Bunu iddia eden ya da böyle olacağını uman varsa derhal partiden istifa etsin, zira bu hayalcilik ile bırakın iktidarı ana muhalefet bile olunmaz.

Velhasıl kısa bir süre sonra parti örgütlerinin istifa etmesi ve seçim sürecine yeni örgütlerle gidilmesi üzerinde hemen herkes hem fikir…

Ön seçim ile ilgili gündem de CHP tüzüğüne eklenen madde ile ortadan kalktığına göre bu konuşulanın gerçekleşmesine artık daha mutlak bir gözle bakıyorum.

Ancak ortada şöyle bir sorun var.

Recep Taşel istifa ederse yerine kim gelecek?

Daha doğrusu gelecek olan isim partiyi kucaklayıp, birleştirebilecek mi?

Büyükerşen, Kurt ve Ataç’ı bir araya getirerek “hadi öpüşün, barışın” diyebilecek bir gücün bırakın Eskişehir’de yeryüzünde yaşadığını düşünmüyorum.

Bu sebeple genel merkezin atayacağı isimle ilgili yapacağı müzakereler yani tüm başkanların “evet” diyeceği bir uzlaşı adayı kesinlikle olmayacak.

İşte o zaman farklı bir yol izlemeli.
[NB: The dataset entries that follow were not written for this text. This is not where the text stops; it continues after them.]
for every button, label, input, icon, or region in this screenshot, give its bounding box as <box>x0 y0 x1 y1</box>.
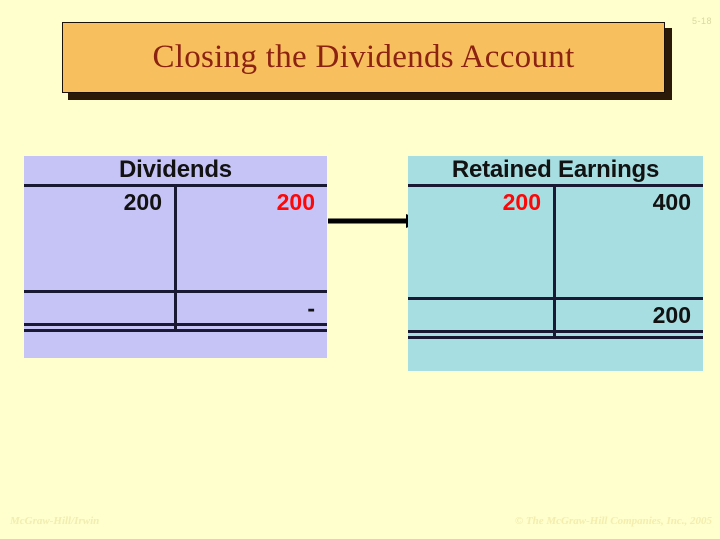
dividends-credit-1: 200 <box>174 187 327 217</box>
retained-earnings-credit-1: 400 <box>553 187 703 217</box>
t-account-retained-earnings: Retained Earnings 200 400 200 <box>408 156 703 371</box>
dividends-balance-debit <box>24 293 174 323</box>
table-row: 200 200 <box>24 187 327 217</box>
dividends-debit-2 <box>24 217 174 290</box>
dividends-debit-1: 200 <box>24 187 174 217</box>
table-row <box>408 217 703 297</box>
retained-earnings-balance-debit <box>408 300 553 330</box>
t-account-retained-earnings-title: Retained Earnings <box>408 156 703 184</box>
retained-earnings-debit-2 <box>408 217 553 297</box>
retained-earnings-credit-2 <box>553 217 703 297</box>
dividends-credit-2 <box>174 217 327 290</box>
slide-canvas: 5-18 Closing the Dividends Account Divid… <box>0 0 720 539</box>
retained-earnings-balance-credit: 200 <box>553 300 703 330</box>
slide-title-box: Closing the Dividends Account <box>62 22 665 93</box>
retained-earnings-balance-row: 200 <box>408 297 703 330</box>
dividends-balance-row: - <box>24 290 327 323</box>
table-row <box>24 217 327 290</box>
table-row: 200 400 <box>408 187 703 217</box>
dividends-balance-credit: - <box>174 293 327 323</box>
page-title: Closing the Dividends Account <box>152 39 574 76</box>
t-account-retained-earnings-body: 200 400 200 <box>408 184 703 339</box>
slide-number: 5-18 <box>692 16 712 26</box>
t-account-dividends-title: Dividends <box>24 156 327 184</box>
footer-publisher: McGraw-Hill/Irwin <box>10 515 99 527</box>
retained-earnings-debit-1: 200 <box>408 187 553 217</box>
footer-copyright: © The McGraw-Hill Companies, Inc., 2005 <box>515 515 712 527</box>
t-account-dividends: Dividends 200 200 - <box>24 156 327 358</box>
t-account-dividends-body: 200 200 - <box>24 184 327 332</box>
Bu konuda aklıma gelen bir öneri var.

Bence bir müzakere olacak ve ortak bir aday bulunacak ise herkesin evet dediği bir isim olmayacağına göre şu yapılabilir.

Herkesin “hayır” dediği bir isim il başkanı olsun.

Öyle bir isim il başkanı yapılsın ki Büyükerşen, Ataç ve Kurt hepsi birden “hayır, olmaz” diye ayak diresin.

En azından herkese eşit uzaklıkta ve kimsenin vesayetinde olmayan bir örgüt olarak CHP ve partililerin kafası daha rahat olur. Daha sık ve kalabalık bir şekilde partiye gider gelirler.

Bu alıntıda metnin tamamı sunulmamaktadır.